Upaya lainnya adalah meningkatkan usaha dan industri padat karya hingga 2022 serta menjalankan program restrukturisasi kredit UMKM dan menempatkan dana maupun penjaminan kepada sektor riil.
"Kami juga akan terus lakukan relaksasi regulasi. Salah satunya dengan transformasi regulasi melalui RUU Cipta Kerja," ujar Airlangga.
Pemerintah telah menempatkan dana di Himpunan Bank Milik Negara (Himbara) dan Bank Pembangunan Daerah (BPD) untuk penguatan modal kerja kepada UMKM maupun korporasi.
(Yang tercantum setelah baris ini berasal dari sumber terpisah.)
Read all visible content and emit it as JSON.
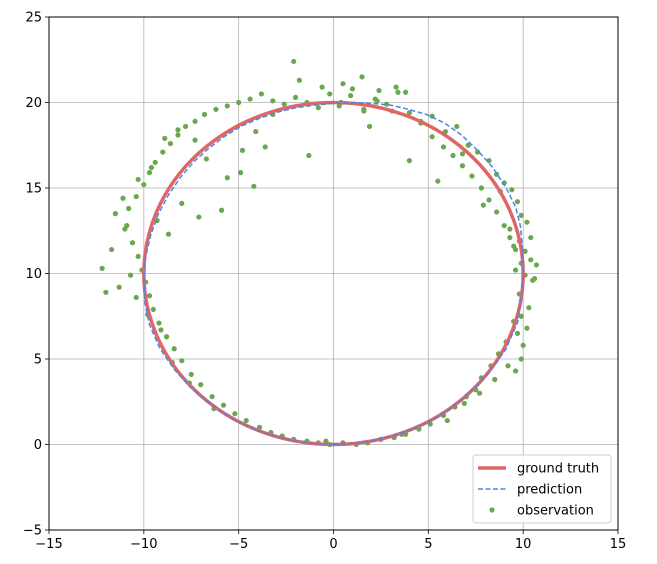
{
  "chart_data": {
    "type": "scatter",
    "title": "",
    "xlabel": "",
    "ylabel": "",
    "xlim": [
      -15,
      15
    ],
    "ylim": [
      -5,
      25
    ],
    "xticks": [
      -15,
      -10,
      -5,
      0,
      5,
      10,
      15
    ],
    "yticks": [
      -5,
      0,
      5,
      10,
      15,
      20,
      25
    ],
    "xtick_labels": [
      "−15",
      "−10",
      "−5",
      "0",
      "5",
      "10",
      "15"
    ],
    "ytick_labels": [
      "−5",
      "0",
      "5",
      "10",
      "15",
      "20",
      "25"
    ],
    "grid": true,
    "legend_position": "lower-right",
    "series": [
      {
        "name": "ground truth",
        "kind": "line",
        "style": "solid",
        "color": "#e06666",
        "shape": "circle",
        "center": [
          0,
          10
        ],
        "radius": 10
      },
      {
        "name": "prediction",
        "kind": "line",
        "style": "dashed",
        "color": "#4a86e8",
        "x": [
          0.0,
          1.0,
          2.0,
          2.98,
          3.95,
          4.9,
          5.83,
          6.72,
          7.57,
          8.37,
          9.1,
          9.72,
          10.0,
          9.98,
          9.85,
          9.6,
          9.1,
          8.4,
          7.6,
          6.75,
          5.85,
          4.9,
          3.95,
          3.0,
          2.0,
          1.0,
          0.0,
          -0.98,
          -1.95,
          -2.9,
          -3.85,
          -4.8,
          -5.7,
          -6.55,
          -7.35,
          -8.05,
          -8.7,
          -9.25,
          -9.65,
          -9.92,
          -10.0,
          -9.95,
          -9.7,
          -9.15,
          -8.4,
          -7.6,
          -6.75,
          -5.85,
          -4.9,
          -3.95,
          -3.0,
          -2.0,
          -1.0,
          0.0
        ],
        "y": [
          0.0,
          0.05,
          0.2,
          0.45,
          0.8,
          1.25,
          1.85,
          2.6,
          3.45,
          4.45,
          5.6,
          7.2,
          9.4,
          11.3,
          12.8,
          13.9,
          15.0,
          16.2,
          17.2,
          18.1,
          18.8,
          19.3,
          19.6,
          19.85,
          19.95,
          20.0,
          19.95,
          19.85,
          19.7,
          19.45,
          19.1,
          18.65,
          18.05,
          17.35,
          16.55,
          15.65,
          14.6,
          13.45,
          12.2,
          10.9,
          9.6,
          8.3,
          7.0,
          5.6,
          4.4,
          3.4,
          2.6,
          1.85,
          1.25,
          0.8,
          0.45,
          0.2,
          0.05,
          0.0
        ]
      },
      {
        "name": "observation",
        "kind": "scatter",
        "color": "#6aa84f",
        "x": [
          0.3,
          0.9,
          1.6,
          2.3,
          3.1,
          3.8,
          4.6,
          5.2,
          5.9,
          6.5,
          7.1,
          7.6,
          8.2,
          8.6,
          9.0,
          9.4,
          9.7,
          9.9,
          10.2,
          10.4,
          10.1,
          9.6,
          10.5,
          9.8,
          10.3,
          9.5,
          9.7,
          10.0,
          9.9,
          9.6,
          10.4,
          10.6,
          9.8,
          9.3,
          9.9,
          9.1,
          8.7,
          8.3,
          7.8,
          7.5,
          7.0,
          6.4,
          5.8,
          5.1,
          4.5,
          3.8,
          3.2,
          2.5,
          1.8,
          1.2,
          0.5,
          -0.2,
          -0.8,
          -1.4,
          -2.1,
          -2.7,
          -3.3,
          -3.9,
          -4.6,
          -5.2,
          -5.8,
          -6.4,
          -7.0,
          -7.5,
          -8.0,
          -8.4,
          -8.8,
          -9.2,
          -9.5,
          -9.7,
          -9.9,
          -10.1,
          -10.3,
          -10.6,
          -11.0,
          -11.5,
          -12.2,
          -11.7,
          -10.8,
          -10.4,
          -10.0,
          -9.7,
          -9.4,
          -9.0,
          -8.6,
          -8.2,
          -7.8,
          -7.3,
          -6.8,
          -6.2,
          -5.6,
          -5.0,
          -4.4,
          -3.8,
          -3.2,
          -2.6,
          -2.0,
          -1.4,
          -0.8,
          -0.2,
          0.4,
          1.0,
          1.6,
          2.2,
          2.8,
          3.4,
          4.0,
          4.6,
          5.2,
          5.8,
          6.3,
          6.8,
          7.3,
          7.8,
          8.2,
          8.6,
          9.0,
          9.3,
          9.6,
          9.9,
          10.1,
          -2.1,
          -1.8,
          -0.6,
          0.5,
          1.5,
          2.4,
          3.3,
          -3.2,
          -4.1,
          -4.8,
          -5.6,
          -6.7,
          -7.3,
          -8.2,
          -8.9,
          -9.6,
          -10.3,
          -11.1,
          -10.9,
          -9.3,
          -8.7,
          -8.0,
          -7.1,
          -5.9,
          -4.9,
          -4.2,
          -3.6,
          -1.3,
          1.9,
          4.0,
          5.5,
          6.8,
          7.9,
          8.8,
          9.5,
          10.7,
          10.2,
          9.2,
          8.5,
          7.7,
          6.9,
          6.0,
          3.6,
          -0.4,
          -6.3,
          -7.6,
          -8.5,
          -9.1,
          -9.8,
          -10.4,
          -11.3,
          -12.0,
          -10.7
        ],
        "y": [
          19.8,
          20.4,
          19.6,
          20.1,
          19.5,
          20.6,
          18.9,
          19.2,
          18.3,
          18.6,
          17.5,
          17.1,
          16.6,
          15.8,
          15.3,
          14.9,
          14.2,
          13.4,
          13.0,
          12.1,
          11.3,
          10.2,
          9.6,
          8.8,
          8.0,
          7.2,
          6.5,
          5.8,
          5.0,
          4.3,
          10.8,
          9.7,
          11.9,
          12.6,
          7.5,
          6.0,
          5.3,
          4.6,
          3.9,
          3.2,
          2.8,
          2.2,
          1.7,
          1.2,
          0.9,
          0.6,
          0.4,
          0.3,
          0.1,
          0.0,
          0.1,
          0.0,
          0.1,
          0.2,
          0.3,
          0.5,
          0.7,
          1.0,
          1.4,
          1.8,
          2.3,
          2.8,
          3.5,
          4.1,
          4.9,
          5.6,
          6.3,
          7.1,
          7.9,
          8.7,
          9.5,
          10.2,
          11.0,
          11.8,
          12.6,
          13.5,
          10.3,
          11.4,
          13.8,
          14.5,
          15.2,
          15.9,
          16.5,
          17.1,
          17.6,
          18.1,
          18.6,
          18.9,
          19.3,
          19.6,
          19.8,
          20.0,
          20.2,
          20.5,
          20.1,
          19.9,
          20.3,
          20.0,
          19.7,
          20.5,
          20.0,
          20.8,
          19.5,
          20.2,
          19.9,
          20.6,
          19.4,
          18.8,
          18.0,
          17.4,
          16.9,
          16.3,
          15.7,
          15.0,
          14.3,
          13.6,
          12.8,
          12.1,
          11.4,
          10.6,
          9.9,
          22.4,
          21.3,
          20.9,
          21.1,
          21.5,
          20.7,
          20.9,
          19.3,
          18.3,
          17.2,
          15.6,
          16.7,
          17.8,
          18.4,
          17.9,
          16.2,
          15.5,
          14.4,
          12.8,
          13.1,
          12.3,
          14.1,
          13.3,
          13.7,
          15.9,
          15.1,
          17.4,
          16.9,
          18.6,
          16.6,
          15.4,
          17.0,
          14.0,
          14.8,
          11.6,
          10.5,
          6.8,
          4.6,
          3.8,
          3.0,
          2.4,
          1.4,
          0.6,
          0.2,
          2.1,
          3.6,
          4.8,
          6.7,
          7.6,
          8.6,
          9.2,
          8.9,
          9.9
        ]
      }
    ]
  }
}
Hingga saat ini, dana yang sudah disalurkan perbankan senilai Rp43,17 triliun kepada penerima sebanyak 519.797 debitur.
"Penempatan dana di BPD sendiri totalnya ada Rp11,5 triliun. Diharapkan ini dapat memutar perekonomian di level masyarakat," katanya.
Secara keseluruhan, dia mengatakan program yang dilakukan pemerintah dalam menghadapi pandemi Covid-19 bertujuan untuk menjaga kehidupan dan menjaga mata pencaharian masyarakat.
Menjaga kehidupan dilakukan dengan menekan virus, memperluas testing, karantina dan kapasitas perawatan, mencari obat, meningkatkan kapasitas sektor kesehatan, serta menyiapkan produksi dan distribusi vaksin. Sementara itu menjaga mata pencaharian melalui bantuan sosial kepada masyarakat dan stimulus kepada bisnis yang terdampak serta menyiapkan kebijakan lainnya untuk pemulihan ekonomi nasional.